Une fois que nous fûmes dûment amarrés à quai, je croisai Milos sur le pont. Il était occupé à finir l’inventaire de ce dont il avait besoin et à descendre quelques affaires à terre, mais je l’interrompis et dans mon excitation, je faillis me trahir ! Mais au dernier moment, je me corrigeai et prétendis avoir «une amie » qui cherchait des renseignements sur « sa grand-mère » originaire d’Asclépios.
« - Je ne connais pas tout le monde, évidemment… Mais à mon avis, tu ne trouveras rien.
- Pourquoi ?
- Parce que nous sommes un peuple qui ne vieillit jamais chez lui. Dès que nos études sont terminées, nous partons dans les autres pays pour soigner les autres peuples.
- Et vous ne revenez jamais ?
- Rarement. Nous n’avons pas vocation à vivre chez nous. Telles sont nos croyances : l’universalisme et l’humanité. Notre destinée est de prendre soin des autres, où que l’on soit.
- Alors pourquoi bannissez-vous ceux qui ont un enfant hors mariage avec un étranger ? Ce n’est pas très humaniste, si ?
- Nous bannissons ceux qui ne respectent pas la loi du pays dans lequel ils exercent. A Héliopolis où le mariage n’existe pas, un médecin ne peut pas se marier. Et à Champarfait, on ne peut pas avoir un enfant sans être marié… C’est arrivé à la grand-mère de ton amie ?
- Oui. Elle a été bannie d’Asclépios, et en parallèle, elle a dû renoncer à toute son histoire, à tout son passé, pour pouvoir enfin épouser son fiancé champarfaitois.
- Eh oui… Ici, Lumi, tout le monde est libre. De faire l’amour, de se marier, d’avoir des enfants, d’exercer son métier. C’est même pour cela que ce pays a été créé…
- Comment cela ?
- Il y a très longtemps, quand ils vivaient et étudiaient à la Citadelle, les mestres ne pouvaient pas se marier. L’un d’entre eux est tombé amoureux d’une femme des terres sauvages du Nord, alors il est parti et il a fondé Asclépios. Voilà pourquoi cette liberté nous est si chère… Mais ailleurs, c’est différent.
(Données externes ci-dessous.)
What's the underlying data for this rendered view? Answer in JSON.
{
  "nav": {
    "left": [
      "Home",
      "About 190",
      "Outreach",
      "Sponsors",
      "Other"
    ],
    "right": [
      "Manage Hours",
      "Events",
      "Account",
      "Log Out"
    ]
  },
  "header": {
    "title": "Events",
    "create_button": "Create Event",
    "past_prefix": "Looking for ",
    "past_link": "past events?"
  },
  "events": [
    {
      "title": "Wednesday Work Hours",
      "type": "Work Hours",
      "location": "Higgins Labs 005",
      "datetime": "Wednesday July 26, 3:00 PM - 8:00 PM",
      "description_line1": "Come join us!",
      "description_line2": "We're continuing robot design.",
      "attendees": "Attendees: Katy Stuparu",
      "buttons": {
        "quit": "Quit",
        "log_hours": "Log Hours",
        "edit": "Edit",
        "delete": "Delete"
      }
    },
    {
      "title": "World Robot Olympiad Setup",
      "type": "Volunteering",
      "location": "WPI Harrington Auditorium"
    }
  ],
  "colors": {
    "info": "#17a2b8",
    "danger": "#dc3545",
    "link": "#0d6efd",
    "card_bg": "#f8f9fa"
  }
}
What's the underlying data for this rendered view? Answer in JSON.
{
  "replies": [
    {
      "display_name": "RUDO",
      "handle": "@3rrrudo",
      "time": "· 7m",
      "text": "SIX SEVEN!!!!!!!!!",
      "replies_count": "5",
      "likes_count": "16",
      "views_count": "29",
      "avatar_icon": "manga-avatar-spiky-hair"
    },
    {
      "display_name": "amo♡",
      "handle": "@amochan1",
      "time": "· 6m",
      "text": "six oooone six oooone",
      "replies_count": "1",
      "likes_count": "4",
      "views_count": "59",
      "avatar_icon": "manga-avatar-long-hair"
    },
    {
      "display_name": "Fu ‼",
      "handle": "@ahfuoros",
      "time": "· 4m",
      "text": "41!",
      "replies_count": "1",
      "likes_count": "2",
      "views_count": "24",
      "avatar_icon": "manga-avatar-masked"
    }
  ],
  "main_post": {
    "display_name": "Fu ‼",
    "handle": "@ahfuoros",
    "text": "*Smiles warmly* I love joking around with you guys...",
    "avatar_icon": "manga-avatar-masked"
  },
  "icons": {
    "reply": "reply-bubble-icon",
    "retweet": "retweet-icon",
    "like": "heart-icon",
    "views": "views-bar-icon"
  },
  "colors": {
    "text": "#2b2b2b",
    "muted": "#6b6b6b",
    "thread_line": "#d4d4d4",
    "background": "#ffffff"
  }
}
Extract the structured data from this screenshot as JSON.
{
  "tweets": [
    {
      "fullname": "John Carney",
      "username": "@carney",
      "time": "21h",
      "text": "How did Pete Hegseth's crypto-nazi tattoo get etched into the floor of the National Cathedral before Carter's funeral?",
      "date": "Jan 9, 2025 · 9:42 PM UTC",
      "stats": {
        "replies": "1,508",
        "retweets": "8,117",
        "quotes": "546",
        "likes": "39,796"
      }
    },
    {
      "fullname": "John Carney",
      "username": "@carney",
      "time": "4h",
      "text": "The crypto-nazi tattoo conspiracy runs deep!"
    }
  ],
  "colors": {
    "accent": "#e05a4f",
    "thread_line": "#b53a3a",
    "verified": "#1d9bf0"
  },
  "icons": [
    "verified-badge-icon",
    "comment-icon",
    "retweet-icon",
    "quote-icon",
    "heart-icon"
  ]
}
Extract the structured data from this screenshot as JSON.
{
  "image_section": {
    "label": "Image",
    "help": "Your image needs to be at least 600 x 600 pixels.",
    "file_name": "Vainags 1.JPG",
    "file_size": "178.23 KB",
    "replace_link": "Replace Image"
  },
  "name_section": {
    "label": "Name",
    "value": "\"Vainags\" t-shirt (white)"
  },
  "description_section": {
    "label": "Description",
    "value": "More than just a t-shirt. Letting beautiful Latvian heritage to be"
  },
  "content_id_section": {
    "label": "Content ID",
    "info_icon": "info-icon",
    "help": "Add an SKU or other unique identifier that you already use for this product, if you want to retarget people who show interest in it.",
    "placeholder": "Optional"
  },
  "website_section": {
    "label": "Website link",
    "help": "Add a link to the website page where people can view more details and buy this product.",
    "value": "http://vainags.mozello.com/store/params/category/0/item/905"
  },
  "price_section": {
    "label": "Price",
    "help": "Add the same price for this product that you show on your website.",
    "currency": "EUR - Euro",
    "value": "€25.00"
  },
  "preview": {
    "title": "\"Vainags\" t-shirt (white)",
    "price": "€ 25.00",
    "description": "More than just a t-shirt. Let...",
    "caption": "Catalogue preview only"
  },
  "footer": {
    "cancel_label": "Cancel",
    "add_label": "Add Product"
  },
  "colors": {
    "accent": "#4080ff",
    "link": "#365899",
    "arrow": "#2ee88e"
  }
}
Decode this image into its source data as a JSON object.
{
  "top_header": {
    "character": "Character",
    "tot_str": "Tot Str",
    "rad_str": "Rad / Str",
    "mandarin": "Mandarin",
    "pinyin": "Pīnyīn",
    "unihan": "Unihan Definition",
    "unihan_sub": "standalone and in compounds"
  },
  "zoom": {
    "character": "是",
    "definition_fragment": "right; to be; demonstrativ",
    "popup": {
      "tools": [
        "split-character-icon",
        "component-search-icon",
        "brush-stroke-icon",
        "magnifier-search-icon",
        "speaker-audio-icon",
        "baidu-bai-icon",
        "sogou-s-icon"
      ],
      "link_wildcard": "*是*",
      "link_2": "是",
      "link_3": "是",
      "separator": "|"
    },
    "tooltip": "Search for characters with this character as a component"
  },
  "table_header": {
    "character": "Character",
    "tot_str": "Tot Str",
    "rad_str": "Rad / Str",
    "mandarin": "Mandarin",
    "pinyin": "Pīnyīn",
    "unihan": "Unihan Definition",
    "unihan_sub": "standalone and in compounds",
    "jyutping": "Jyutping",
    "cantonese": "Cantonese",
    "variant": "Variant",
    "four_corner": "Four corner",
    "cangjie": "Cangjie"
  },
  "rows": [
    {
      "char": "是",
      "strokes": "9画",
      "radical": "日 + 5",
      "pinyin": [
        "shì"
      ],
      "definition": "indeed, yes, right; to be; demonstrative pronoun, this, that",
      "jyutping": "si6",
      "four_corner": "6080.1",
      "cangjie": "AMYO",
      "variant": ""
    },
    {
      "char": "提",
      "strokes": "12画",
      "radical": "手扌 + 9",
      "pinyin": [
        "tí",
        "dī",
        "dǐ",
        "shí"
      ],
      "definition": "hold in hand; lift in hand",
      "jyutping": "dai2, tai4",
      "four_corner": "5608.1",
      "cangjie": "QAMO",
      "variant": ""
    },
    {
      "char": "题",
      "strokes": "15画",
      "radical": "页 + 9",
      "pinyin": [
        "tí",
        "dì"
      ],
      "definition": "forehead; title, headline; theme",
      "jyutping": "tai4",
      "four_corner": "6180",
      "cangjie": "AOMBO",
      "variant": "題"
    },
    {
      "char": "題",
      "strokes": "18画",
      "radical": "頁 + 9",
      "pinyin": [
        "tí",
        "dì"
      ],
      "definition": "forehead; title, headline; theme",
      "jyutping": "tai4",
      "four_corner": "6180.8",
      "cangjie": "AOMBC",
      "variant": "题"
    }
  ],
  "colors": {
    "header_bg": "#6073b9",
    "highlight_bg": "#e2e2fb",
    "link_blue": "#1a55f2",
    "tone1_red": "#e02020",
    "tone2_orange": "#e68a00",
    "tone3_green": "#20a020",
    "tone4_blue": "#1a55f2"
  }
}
Si nous punissons ceux qui enfreignent les lois de leur pays d’accueil, c’est pour les protéger. Parce que nous savons qu’ils seront ensuite haïs, ostracisés, exilés… Et aussi pour nous protéger, tous. Notre neutralité est le gage de notre acceptation par tous les peuples du monde. Si nous piétinons leurs traditions, ils nous fermeront leurs portes. Et alors, non seulement nous ne pourrons plus exercer la médecine, continuer nos recherches pour améliorer nos connaissances, mais en plus, nous mourrons de faim.
- Que veux-tu dire ?
- Regarde autour de toi. Toute la place est occupée par la bibliothèque et l’université. Notre seul pouvoir, c’est notre savoir. Nous n’avons ni bétail, ni champs, ni fruits. Nous n’avons ni pêcheurs, ni laboureurs, ni céréaliers. Rien ne pousse, ici. Et nous ne pouvons exercer aucune autre profession que la médecine ou la pharmacie. Tout ce que nous mangeons, nous le recevons des autres pays en échange des soins que nous leur apportons. Tel est l’équilibre du monde, Lumi. Parce que nous sommes les seuls à détenir le savoir, nous sommes sûrs que toutes les frontières s’ouvriront devant nous. Parce qu’ils nous approvisionnent, les autres pays sont sûrs que nous ne leur ferons jamais la guerre.
- Oh… Je n’avais jamais vu les choses comme ça.